Cengkraman Kaisar di leher Sharma langsung terlepas setelah Kaisar mendapatkan tamparan yang sangat keras. Kaisar langsung menyadari bahwa tidak seharusnya ia bertindak kasar dan menuduh Sharma begitu saja. Sekarang ia menatap Sharma yang sibuk menghirup udara sambil membuang wajah, tak mau menatap dirinya.
Tangis Sharma bergitu menyesakkan, sepertinya gadis itu benar-benar terpukul sekarang. "Begitu tega Yang Mulia memfitnah hamba. Apakah di mata Yang Mulia hamba adalah wanita murahan?"
Kaisar menarik Sharma ke dalam pelukannya. Kaisar memeluk Sharma dengan sangat erat. "Maaf, aku tidak bermaksud begitu. Maafkan aku, aku tidak dapat berpikir jernih. Percayalah, aku hanya tidak suka Selirku disentuh pria lain. Sebab itulah ...."

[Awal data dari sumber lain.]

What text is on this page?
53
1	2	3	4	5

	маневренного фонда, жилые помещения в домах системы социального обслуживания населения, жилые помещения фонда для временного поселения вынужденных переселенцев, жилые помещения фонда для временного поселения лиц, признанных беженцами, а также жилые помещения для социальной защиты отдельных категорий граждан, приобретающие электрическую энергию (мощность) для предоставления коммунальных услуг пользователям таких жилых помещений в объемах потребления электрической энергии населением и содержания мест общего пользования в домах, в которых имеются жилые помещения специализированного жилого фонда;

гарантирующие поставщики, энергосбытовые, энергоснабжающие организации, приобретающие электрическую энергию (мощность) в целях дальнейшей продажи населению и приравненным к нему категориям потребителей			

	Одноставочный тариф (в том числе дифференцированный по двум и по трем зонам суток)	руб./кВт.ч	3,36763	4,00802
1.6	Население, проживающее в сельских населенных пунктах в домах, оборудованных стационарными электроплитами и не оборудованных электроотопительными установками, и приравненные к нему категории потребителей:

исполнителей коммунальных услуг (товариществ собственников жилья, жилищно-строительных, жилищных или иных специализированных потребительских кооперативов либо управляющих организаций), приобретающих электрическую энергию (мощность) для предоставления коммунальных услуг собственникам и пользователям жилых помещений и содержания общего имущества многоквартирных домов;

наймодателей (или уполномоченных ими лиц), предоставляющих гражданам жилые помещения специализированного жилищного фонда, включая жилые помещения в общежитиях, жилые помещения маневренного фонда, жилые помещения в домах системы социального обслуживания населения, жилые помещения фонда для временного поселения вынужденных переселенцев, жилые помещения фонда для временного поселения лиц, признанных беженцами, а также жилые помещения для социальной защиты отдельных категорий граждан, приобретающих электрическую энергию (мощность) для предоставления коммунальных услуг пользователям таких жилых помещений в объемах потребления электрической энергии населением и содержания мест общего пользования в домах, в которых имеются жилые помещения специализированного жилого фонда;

"Yang Mulia ingin membunuh hamba. Yang Mulia jahat." Sharma menangis tersedu-sedu. Masih beruntung Kaisar melepaskan dirinya. Jika tidak, mungkin dirinya sudah lenyap sekarang.
Dirinya juga mengakui bahwa apa yang terjadi barusan bukan sepenuhnya kesalahan Kaisar. Dirinyalah yang berbohong tentang kehamilan itu. Kaisar yang tidak pernah merasa menyentuh nya tentu saja marah dan bertanya-tanya siapa ayah dari anak yang dikandungnya.
"Maafkan aku. Aku terlalu emosi." Sebenarnya Kaisar sendiri tidak tahu mengapa dirinya bisa lepas kendali. Hal ini sering terjadi jika ia terlalu emosi.
Sharma membalas pelukan Kaisar. "Hamba bohong tentang kehamilan hamba. Tadi hamba hanya terbawa emosi, Yang Mulia. Maafkan hamba, jangan bunuh hamba."
Kaisar mengusap kepala Sharma. Ia tidak peduli lagi tentang kebohongan Sharma. Ia masih terkejut, jika ia tidak bisa mengendalikan diri kembali, maka ia akan membunuh Sharma dengan tangannya sendiri. Jika itu terjadi, sumpah demi apapun, ia tidak akan pernah memaafkan dirinya sendiri.
"Apakah Yang Mulia mau memaafkan hamba?" tanya Sharma yang belum mau melepaskan diri.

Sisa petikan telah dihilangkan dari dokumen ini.